Elle a donc accepté de s’occuper de moi, tant sur le plan physique que psychique car je n’étais pas seulement un utérus « habité », j’étais aussi une foule de sentiments divers et variés, une montagne de sensibilité, une tête pleine de questionnement, une femme à rassurer et à encourager tout simplement.
Rassurer, parlons-en ! J’ai hésité presque jusqu’au dernier instant à vivre l’aad et cela malgré toute la confiance que je portais en ma sage-femme. J’étais un peu apaisé de savoir que l’hôpital n’était qu’à 10 minutes de chez moi et que si je flanchais, la sage-femme m’y suivrait. J’appréhendais l’imprévisible urgence ingérable à la maison. En fait, je l’ai appréhendé jusqu’au bout, jusqu’à l’instant ou bébé était là et que je savais que tout allait bien.
Le chemin vers l’aad peut être jalonné de questions, de doutes étrangement mêlés à une immense détermination.
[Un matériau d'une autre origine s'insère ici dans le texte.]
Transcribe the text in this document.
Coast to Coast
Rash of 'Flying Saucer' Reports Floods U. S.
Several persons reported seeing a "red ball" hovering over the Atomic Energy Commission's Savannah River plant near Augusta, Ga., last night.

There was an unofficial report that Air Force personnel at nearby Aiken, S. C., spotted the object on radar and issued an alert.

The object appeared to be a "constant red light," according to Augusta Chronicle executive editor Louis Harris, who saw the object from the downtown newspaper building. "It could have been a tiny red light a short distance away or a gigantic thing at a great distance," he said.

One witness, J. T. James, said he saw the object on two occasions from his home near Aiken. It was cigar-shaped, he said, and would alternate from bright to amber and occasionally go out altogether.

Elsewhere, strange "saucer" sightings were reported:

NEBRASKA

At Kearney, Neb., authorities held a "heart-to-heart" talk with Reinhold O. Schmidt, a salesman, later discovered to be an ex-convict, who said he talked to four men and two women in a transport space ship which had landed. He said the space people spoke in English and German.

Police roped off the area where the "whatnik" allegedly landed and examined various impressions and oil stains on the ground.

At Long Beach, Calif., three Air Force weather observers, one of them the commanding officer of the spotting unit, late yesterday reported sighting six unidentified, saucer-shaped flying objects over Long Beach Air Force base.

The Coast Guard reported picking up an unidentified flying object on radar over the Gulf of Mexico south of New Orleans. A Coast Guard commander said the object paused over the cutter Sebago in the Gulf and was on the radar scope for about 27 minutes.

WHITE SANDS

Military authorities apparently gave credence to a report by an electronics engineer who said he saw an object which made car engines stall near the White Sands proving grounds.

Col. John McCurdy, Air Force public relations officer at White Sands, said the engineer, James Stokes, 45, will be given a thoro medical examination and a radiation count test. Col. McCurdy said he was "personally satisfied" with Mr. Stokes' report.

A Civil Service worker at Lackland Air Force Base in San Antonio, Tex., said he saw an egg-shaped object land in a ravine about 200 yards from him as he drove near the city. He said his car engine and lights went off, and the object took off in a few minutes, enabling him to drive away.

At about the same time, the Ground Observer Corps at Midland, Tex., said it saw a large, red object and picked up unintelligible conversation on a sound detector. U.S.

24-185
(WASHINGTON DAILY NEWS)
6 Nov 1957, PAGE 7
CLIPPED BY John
Paradoxalement, c’est ainsi que je me sentais, extrêmement décidée mais pleine de doutes.
Peut-être était-ce parce que j’étais confrontée à l’incompréhension et aux jugements d’une société formatée et hermétique qui considère l’accouchement comme une pathologie.
Que répondre à la toute jeune pharmacienne nullipare qui lorsqu’en voyant votre ordonnance de matériel nécessaire à l’accouchement vous dit : « et en plus c’est à vous de fournir ça, la sage-femme ne fournie pas tout ? ».
Rien, on ne répond rien.
Que répondre à l’anesthésiste de l’hôpital lorsqu’il vous dit comme s’il parlait à une gamine irresponsable: « avez-vous bien mesuré les dangers que représentent un aad ? ». Posément, avec maturité, on répond «
oui tout à fait, au revoir monsieur ».
Que répondre à la secrétaire de PMI qui vous « menace » de faire venir la sage-femme de secteur chez vous pour vérifier, parce que c’est obligatoire « dans ce genre de cas », alors que vous veniez seulement chercher un carnet de santé vierge pour votre bibou. On répond : «
ok, je la recevrais sans problème s’il le faut, qu’elle vienne mais je n’ai pas besoin d’elle, on s’occupe déjà très bien de moi ! » (elle n’est jamais venue hihihi !!!).
Que répondre au généraliste, à qui vous faites l’honneur de demander qu’il vienne à votre domicile faire l’examen médical obligatoire du nouveau-né et qui vous rétorque qu’il ne préfère pas prendre cette responsabilité. La responsabilité de cautionner un acte qu’il croit irresponsable !! On répond : «
bien monsieur le docteur, au revoir monsieur le docteur et à jamais ».
Nombre de fois j’aurais pu mentir concernant mes projets d’accouchement mais je m’y refusé car mentir c’était comme avoir honte hors je n’avais aucune honte, j’étais au contraire fière de moi et j’assumais mes choix.
Finalement, je n’ai pas souffert de tous ces jugements, ils faisaient partis du chemin qui me mènerait à la victoire. J’ai remarqué que la vie est ainsi faite, qu’elle fait souvent en sorte de vous mettre des bâtons dans les roues, qu’il faut se battre pour obtenir ce que l’on souhaite, certainement pour que la victoire soit encore plus savoureuse.
Et elle a était tellement savoureuse.
J’ai réussi à mener ma grossesse sans encombre, jusqu’à un terme compatible avec l’aad. Et le le jour J est arrivé.
J’ai accouché en un éclair. Deux heures de réelles souffrances ont suffit pour voir naître Mathieu et permettre à l’amour de jaillir encore plus et nous éclabousser tous ; moi, mon mari (qui a était « fort »midable), ma fille, mon fils et BA, sans qui cette explosion de bonheur n’aurait jamais pu naître.